The Indo-Pacific Maritime Domain Awareness (IPMDA) has come to offer integrated maritime domain awareness/maritime situational awareness to partners in the region. Since the MDA is not simply about information and knowledge-sharing but essentially about developing a “comprehensive understanding” of the maritime domain — that is, making sense of activities related to the maritime domain as it comprises the engine room of nation and regional maritime security — it can harness trust-building between Quad partners. This is where India can use its good offices through the Gurugram-based Information Fusion Centre in the Indian Ocean Region (IFC-IOR) to broaden and deepen information-sharing in the maritime domain. Furthermore, the India-initiated/led ‘Maritime Initiative for Training in the Indo-Pacific (MAITRI)’ will support IPMDA efforts and other “Quad partner initiatives”. India has taken a prudent step in this regard by opting to host the inaugural MAITRI workshop in 2025.
On cable connectivity and resilience, the Quad partners are working bilaterally to strengthen the quality of undersea cable networks present in the Indo-Pacific. For example, Australia has launched its own ‘Cable Connectivity and Resilience Centre’, and Japan has attempted to improve ICT
infrastructure management capacity for an undersea cable in Nauru and Kiribati in recent months. In this regard, the Quad, especially India, could facilitate international cooperation in ensuring undersea cable repair (both in the realm of telecom and power cables) in the region through the creation of a specialised institute in South Asia/Indian Ocean Region that could train specialists.
Such an initiative can also be replicated in the domain of ship repair. While bilateral initiatives within the domain of ship repair have become a constant, with the United States using the good services of both India and Japan separately to maintain specific vessels (on deployments) in the Indo-Pacific, India could endorse the creation of a working group on ship repair within the Quad. Such an endeavour could facilitate greater cooperation and collaboration among Quad partners in the coming years.
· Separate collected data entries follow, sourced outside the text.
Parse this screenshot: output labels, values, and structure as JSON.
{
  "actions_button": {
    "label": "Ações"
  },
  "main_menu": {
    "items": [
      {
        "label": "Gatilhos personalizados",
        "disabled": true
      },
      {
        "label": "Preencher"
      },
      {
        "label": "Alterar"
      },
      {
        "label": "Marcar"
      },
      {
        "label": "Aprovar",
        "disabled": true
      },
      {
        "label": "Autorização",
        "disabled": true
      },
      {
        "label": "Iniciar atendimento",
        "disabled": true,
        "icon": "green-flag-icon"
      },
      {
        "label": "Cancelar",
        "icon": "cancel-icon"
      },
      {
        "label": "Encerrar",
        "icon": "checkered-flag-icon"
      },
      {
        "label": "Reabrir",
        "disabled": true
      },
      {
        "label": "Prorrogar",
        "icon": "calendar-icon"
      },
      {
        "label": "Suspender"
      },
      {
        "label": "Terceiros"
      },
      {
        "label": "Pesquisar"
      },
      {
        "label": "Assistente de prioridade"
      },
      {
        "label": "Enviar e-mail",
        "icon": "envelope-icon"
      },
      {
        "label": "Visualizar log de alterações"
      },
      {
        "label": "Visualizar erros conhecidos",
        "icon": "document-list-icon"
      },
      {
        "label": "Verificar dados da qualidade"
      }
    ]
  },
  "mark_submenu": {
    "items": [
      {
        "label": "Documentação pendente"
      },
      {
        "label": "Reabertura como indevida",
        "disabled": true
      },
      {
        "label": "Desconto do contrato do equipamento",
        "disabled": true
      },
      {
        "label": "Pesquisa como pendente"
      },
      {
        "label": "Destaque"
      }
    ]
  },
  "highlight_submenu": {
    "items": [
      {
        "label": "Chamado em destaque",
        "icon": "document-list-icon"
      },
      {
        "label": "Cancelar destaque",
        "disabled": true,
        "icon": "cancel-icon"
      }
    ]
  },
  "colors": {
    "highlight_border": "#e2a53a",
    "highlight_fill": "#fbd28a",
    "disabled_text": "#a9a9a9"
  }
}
Ultimately, since India is poised to host the 2025 dialogue edition of the Quad, Delhi should leverage these takeaways from the maritime domain to set the agenda of the next meeting, in a bid to strengthen the burgeoning Indian footprint within the Quad.
Anuttama Banerji is a Research Associate at the National Maritime Foundation, New Delhi. She is also a former South Asia Visiting Fellow at the Stimson Center in the United States.